Con la guerra arriva la rivincita dei big del petrolio: nelle tasche degli azionisti 23 miliardi in tre mesi

Con la guerra arriva la rivincita dei big del petrolio: nelle tasche degli azionisti 23 miliardi in tre mesi

Spread the love
Tempo di lettura: 2 min

Nessuna scarsità reale di beni e nessun aumento significativo dei costi di produzione quindi, solo criminale speculazione sulla pelle dei popoli. Con il barile sopra i 110 dollari, nel secondo trimestre Exxon Mobil, Shell, Chevron e Total hanno fatto profitti per oltre 50 miliardi. La prima ha generato in sei mesi un flusso di cassa disponibile (la differenza tra entrate da attività operative e uscite per investimenti) superiore a quello di Alphabet, un risultato straordinario secondo gli analisti.

Di Chiara Brusini

Da entrambi i lati dell’Atlantico il caro energia impoverisce le famiglie e mette in difficoltà le industrie. Ma fa ingranare il turbo ai conti dei vecchi giganti del petrolio, che tornano a gareggiare testa a testa con i big tecnologici e fanno felici gli azionisti con maxi piani di riacquisto di azioni proprie. Una rivincita a sorpresa della “old economy”, resa possibile dalla guerra in Ucraina e amarissima per chi sperava in una rapida transizione ecologica. Nel secondo trimestre 2022, mentre l’italiana Eni vedeva gli utili aumentare del 300% rispetto allo stesso periodo del 2021, Exxon Mobil ha fatto la bellezza di 17,85 miliardi di dollari di profitti superando il record di 15,9 miliardi raggiunto nel 2012 e facendo dimenticare il disastroso rosso (-22 miliardi) del 2020. Chevron ne ha registrati per 11,6 miliardi, la anglo olandese Shell per 11,4 miliardi, la francese Total per 9,8. In attesa della trimestrale di Bp, attesa per martedì, queste big four da sole hanno totalizzato in tre mesi più di 50 miliardi di utili e stando a calcoli di Reuters hanno girato agli azionisti ben 23 miliardi sotto forma di dividendi e buyback.
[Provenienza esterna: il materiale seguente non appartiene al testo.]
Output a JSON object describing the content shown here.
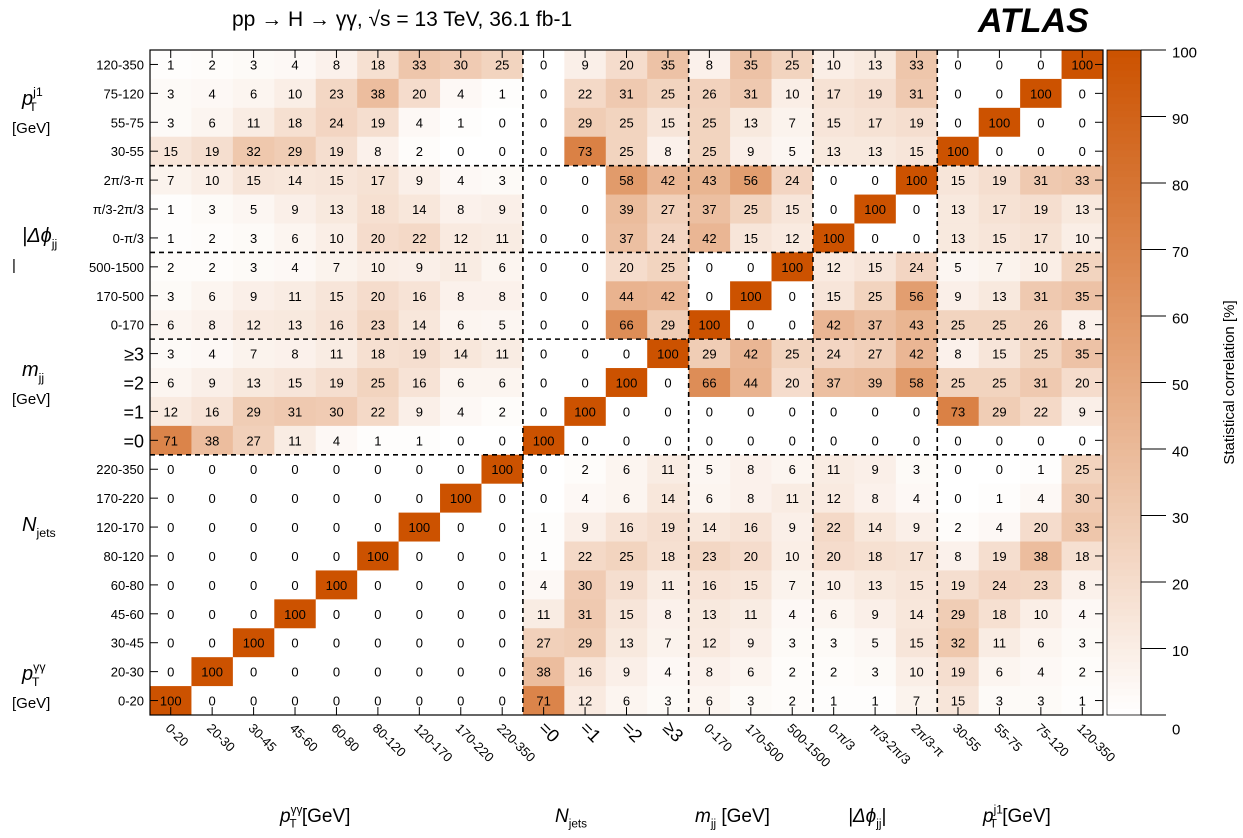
{
  "header": {
    "process_label": "pp → H → γγ,  √s = 13 TeV,  36.1 fb-1",
    "experiment_label": "ATLAS"
  },
  "chart_data": {
    "type": "heatmap",
    "title": "",
    "colorbar": {
      "label": "Statistical correlation [%]",
      "ticks": [
        "0",
        "10",
        "20",
        "30",
        "40",
        "50",
        "60",
        "70",
        "80",
        "90",
        "100"
      ],
      "range": [
        0,
        100
      ],
      "color_min": "#ffffff",
      "color_max": "#cc5200"
    },
    "x_tick_labels": [
      "0-20",
      "20-30",
      "30-45",
      "45-60",
      "60-80",
      "80-120",
      "120-170",
      "170-220",
      "220-350",
      "=0",
      "=1",
      "=2",
      "≥3",
      "0-170",
      "170-500",
      "500-1500",
      "0-π/3",
      "π/3-2π/3",
      "2π/3-π",
      "30-55",
      "55-75",
      "75-120",
      "120-350"
    ],
    "x_group_labels": [
      {
        "main": "p",
        "sub": "T",
        "sup": "γγ",
        "suffix": " [GeV]"
      },
      {
        "main": "N",
        "sub": "jets",
        "sup": "",
        "suffix": ""
      },
      {
        "main": "m",
        "sub": "jj",
        "sup": "",
        "suffix": " [GeV]"
      },
      {
        "main": "|Δϕ",
        "sub": "jj",
        "sup": "",
        "suffix": "|"
      },
      {
        "main": "p",
        "sub": "T",
        "sup": "j1",
        "suffix": " [GeV]"
      }
    ],
    "y_tick_labels": [
      "120-350",
      "75-120",
      "55-75",
      "30-55",
      "2π/3-π",
      "π/3-2π/3",
      "0-π/3",
      "500-1500",
      "170-500",
      "0-170",
      "≥3",
      "=2",
      "=1",
      "=0",
      "220-350",
      "170-220",
      "120-170",
      "80-120",
      "60-80",
      "45-60",
      "30-45",
      "20-30",
      "0-20"
    ],
    "y_group_labels": [
      {
        "main": "p",
        "sub": "T",
        "sup": "j1",
        "unit": "[GeV]"
      },
      {
        "main": "|Δϕ",
        "sub": "jj",
        "sup": "",
        "unit": "|"
      },
      {
        "main": "m",
        "sub": "jj",
        "sup": "",
        "unit": "[GeV]"
      },
      {
        "main": "N",
        "sub": "jets",
        "sup": "",
        "unit": ""
      },
      {
        "main": "p",
        "sub": "T",
        "sup": "γγ",
        "unit": "[GeV]"
      }
    ],
    "values": [
      [
        1,
        2,
        3,
        4,
        8,
        18,
        33,
        30,
        25,
        0,
        9,
        20,
        35,
        8,
        35,
        25,
        10,
        13,
        33,
        0,
        0,
        0,
        100
      ],
      [
        3,
        4,
        6,
        10,
        23,
        38,
        20,
        4,
        1,
        0,
        22,
        31,
        25,
        26,
        31,
        10,
        17,
        19,
        31,
        0,
        0,
        100,
        0
      ],
      [
        3,
        6,
        11,
        18,
        24,
        19,
        4,
        1,
        0,
        0,
        29,
        25,
        15,
        25,
        13,
        7,
        15,
        17,
        19,
        0,
        100,
        0,
        0
      ],
      [
        15,
        19,
        32,
        29,
        19,
        8,
        2,
        0,
        0,
        0,
        73,
        25,
        8,
        25,
        9,
        5,
        13,
        13,
        15,
        100,
        0,
        0,
        0
      ],
      [
        7,
        10,
        15,
        14,
        15,
        17,
        9,
        4,
        3,
        0,
        0,
        58,
        42,
        43,
        56,
        24,
        0,
        0,
        100,
        15,
        19,
        31,
        33
      ],
      [
        1,
        3,
        5,
        9,
        13,
        18,
        14,
        8,
        9,
        0,
        0,
        39,
        27,
        37,
        25,
        15,
        0,
        100,
        0,
        13,
        17,
        19,
        13
      ],
      [
        1,
        2,
        3,
        6,
        10,
        20,
        22,
        12,
        11,
        0,
        0,
        37,
        24,
        42,
        15,
        12,
        100,
        0,
        0,
        13,
        15,
        17,
        10
      ],
      [
        2,
        2,
        3,
        4,
        7,
        10,
        9,
        11,
        6,
        0,
        0,
        20,
        25,
        0,
        0,
        100,
        12,
        15,
        24,
        5,
        7,
        10,
        25
      ],
      [
        3,
        6,
        9,
        11,
        15,
        20,
        16,
        8,
        8,
        0,
        0,
        44,
        42,
        0,
        100,
        0,
        15,
        25,
        56,
        9,
        13,
        31,
        35
      ],
      [
        6,
        8,
        12,
        13,
        16,
        23,
        14,
        6,
        5,
        0,
        0,
        66,
        29,
        100,
        0,
        0,
        42,
        37,
        43,
        25,
        25,
        26,
        8
      ],
      [
        3,
        4,
        7,
        8,
        11,
        18,
        19,
        14,
        11,
        0,
        0,
        0,
        100,
        29,
        42,
        25,
        24,
        27,
        42,
        8,
        15,
        25,
        35
      ],
      [
        6,
        9,
        13,
        15,
        19,
        25,
        16,
        6,
        6,
        0,
        0,
        100,
        0,
        66,
        44,
        20,
        37,
        39,
        58,
        25,
        25,
        31,
        20
      ],
      [
        12,
        16,
        29,
        31,
        30,
        22,
        9,
        4,
        2,
        0,
        100,
        0,
        0,
        0,
        0,
        0,
        0,
        0,
        0,
        73,
        29,
        22,
        9
      ],
      [
        71,
        38,
        27,
        11,
        4,
        1,
        1,
        0,
        0,
        100,
        0,
        0,
        0,
        0,
        0,
        0,
        0,
        0,
        0,
        0,
        0,
        0,
        0
      ],
      [
        0,
        0,
        0,
        0,
        0,
        0,
        0,
        0,
        100,
        0,
        2,
        6,
        11,
        5,
        8,
        6,
        11,
        9,
        3,
        0,
        0,
        1,
        25
      ],
      [
        0,
        0,
        0,
        0,
        0,
        0,
        0,
        100,
        0,
        0,
        4,
        6,
        14,
        6,
        8,
        11,
        12,
        8,
        4,
        0,
        1,
        4,
        30
      ],
      [
        0,
        0,
        0,
        0,
        0,
        0,
        100,
        0,
        0,
        1,
        9,
        16,
        19,
        14,
        16,
        9,
        22,
        14,
        9,
        2,
        4,
        20,
        33
      ],
      [
        0,
        0,
        0,
        0,
        0,
        100,
        0,
        0,
        0,
        1,
        22,
        25,
        18,
        23,
        20,
        10,
        20,
        18,
        17,
        8,
        19,
        38,
        18
      ],
      [
        0,
        0,
        0,
        0,
        100,
        0,
        0,
        0,
        0,
        4,
        30,
        19,
        11,
        16,
        15,
        7,
        10,
        13,
        15,
        19,
        24,
        23,
        8
      ],
      [
        0,
        0,
        0,
        100,
        0,
        0,
        0,
        0,
        0,
        11,
        31,
        15,
        8,
        13,
        11,
        4,
        6,
        9,
        14,
        29,
        18,
        10,
        4
      ],
      [
        0,
        0,
        100,
        0,
        0,
        0,
        0,
        0,
        0,
        27,
        29,
        13,
        7,
        12,
        9,
        3,
        3,
        5,
        15,
        32,
        11,
        6,
        3
      ],
      [
        0,
        100,
        0,
        0,
        0,
        0,
        0,
        0,
        0,
        38,
        16,
        9,
        4,
        8,
        6,
        2,
        2,
        3,
        10,
        19,
        6,
        4,
        2
      ],
      [
        100,
        0,
        0,
        0,
        0,
        0,
        0,
        0,
        0,
        71,
        12,
        6,
        3,
        6,
        3,
        2,
        1,
        1,
        7,
        15,
        3,
        3,
        1
      ]
    ]
  }
}
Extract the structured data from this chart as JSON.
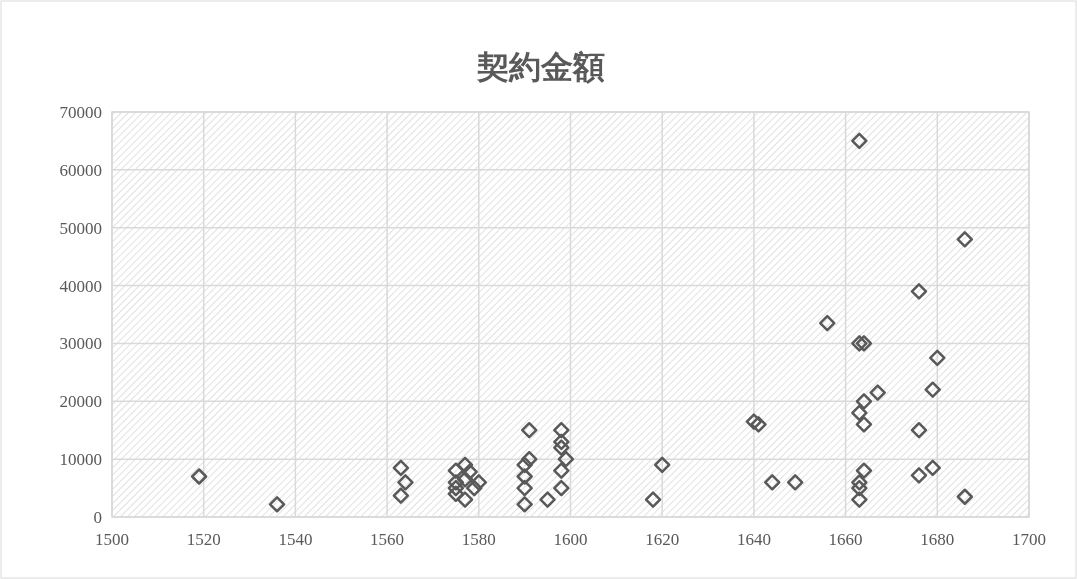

Come evidenziato da Bloomberg, Exxon ha registrato un flusso di cassa disponibile di 16,9 miliardi superando quello di Alphabet (12,6 miliardi) e tallonando Microsoft (17,8) e Apple (20,8). Considerando l’intero primo semestre, il suo flusso di cassa disponibile è stato superiore al profitto: 27,7 miliardi contro 26,3. Lo stesso è avvenuto per Shell: 22,9 miliardi contro 20.

Agli occhi degli analisti si tratta di numeri straordinari. Il flusso di cassa infatti è la differenza tra le entrate da attività operative e le uscite per investimenti: rappresenta la liquidità disponibile per pagare eventuali debiti e per remunerare gli azionisti. Visto che le infrastrutture per estrarre petrolio sono costosissime, così come la loro manutenzione, di norma le uscite per investimenti si mangiano gran parte del cash flow operativo, rendendo le compagnie meno profittevoli di quel che potrebbe sembrare a chi guarda solo i profitti. Ma nel 2022 il mondo è cambiato.